The tarot card shows the fool in bright colors taking a step over a cliff. A dog is a companion. The fool has a weird sort of faith and trust (like the dog) in the universe. What the fool doesn’t have, symbolic in the vitality of bright colors, is fear. While the fool learns and grows in taking risks, others point at and mock the fool while staying in their comfort zones of fear. Critics badger the fool, when inside they wish to be the King (be successful, have a following) but cannot bear to be the fool.
- The fool in me gets me to raise my hand in a classroom, while the room bears down on me to be quiet, fit in, and pretend that I know what I don’t.
- The fool in me is the part that wins out when I go to a new town, a new country.
- Fools try new and different foods.
- The fool lets me go where I’m not the majority in: language, culture, color.
- The fool is the part of me that urges me to step over the comfort line. It urges me to use my voice when no one else does.
- The fool in me picks up the paint brush or designs a 3D sculpture. No art, no imagination would exist without the fool.
- The fool dares to dream and then make that dream a reality.
- The fool gets on the stage.
- The fool writes; every word chosen with integrity comes from the fool’s mouth.
- The fool makes mistakes, the greatest learning tool there is.
- THE FOOL DARES TO SPEAK AGAINST THE MOB MENTALITY.
What inspired me to write this is a quote of Donald Red Bear Watkins: “If one claims to be in a leadership role and has NO followers one will look into the mirror and see the reflection of a fool”. The sentence seems to suggest a good/bad, either/or situation; either a (good) leader with followers, or a (bad) fool.
There hasn’t been a political action I have led that hasn’t started with the feeling that I am a fool. And it’s surprising to me how much we have done and helped others to do in this community, whether we had a large following or not.
I am thankful for Donald’s article as I know what I want to see in the mirror. I want to see the fool. And I will pass on mob mentality and remain a fool, as long as I am not threatened with death about it. Hence, it is of great importance to protect the rights we are guaranteed in the Constitution of the United States.
The fool, not the King standing behind his followers, pushes through fear on his/her own and takes a first step into action.
If you’re going to point fingers at them, you may as well be pointing at me. If only I could immulate them better. But I never wanted to be a leader and I’ll bet that inside them, they feel the same way. There is something that grabs ahold of some of us and says, “You can’t sit around and complain and not DO something.” That’s when a regular, everyday person starts to get involved, originates actions that help others and tries to get people who feel the same way to do something too. Being a leader is not that complicated. It does involve good communication skills and a lot of pushing in a nice way. And not going into despair. The lack of involvement on crucial issues is really upsetting. Martin Luther King was able to gather people in worthy causes and that is quite amazing.

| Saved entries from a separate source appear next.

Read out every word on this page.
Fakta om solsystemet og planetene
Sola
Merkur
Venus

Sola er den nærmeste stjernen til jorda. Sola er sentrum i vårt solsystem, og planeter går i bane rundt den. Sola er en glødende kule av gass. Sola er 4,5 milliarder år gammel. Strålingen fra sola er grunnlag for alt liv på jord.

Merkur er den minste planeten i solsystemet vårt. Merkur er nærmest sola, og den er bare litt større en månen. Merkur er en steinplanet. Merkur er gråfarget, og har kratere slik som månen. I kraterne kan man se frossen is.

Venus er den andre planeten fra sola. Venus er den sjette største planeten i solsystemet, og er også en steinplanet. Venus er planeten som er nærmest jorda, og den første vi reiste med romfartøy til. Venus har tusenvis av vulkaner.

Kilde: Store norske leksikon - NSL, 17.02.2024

I get the feeling that we’re all waiting for another Dr. Martin in order to do something. But he’s not here and we have to find the unlikely heros in ourselves.
Terry McMoore has done so much for this community. If I had a list of things he has gone to, organized, and spoke out about, it would fill several pages. He originates wonderful actions for all of us, I bet you have no idea! I have pure respect for the man and his family. They are my heros.
I only ask myself, how can I support his actions more? To be truly free, everyone has to be free and since I too grew up in a prejudice home, it is my choice and responsibility to face, in order to release, my own fears and programming about black people, Indians, Arabs, etc. and embrace the fact that we are all unique people. I believe that to look at anybody as less remarkable than myself is a really big mistake.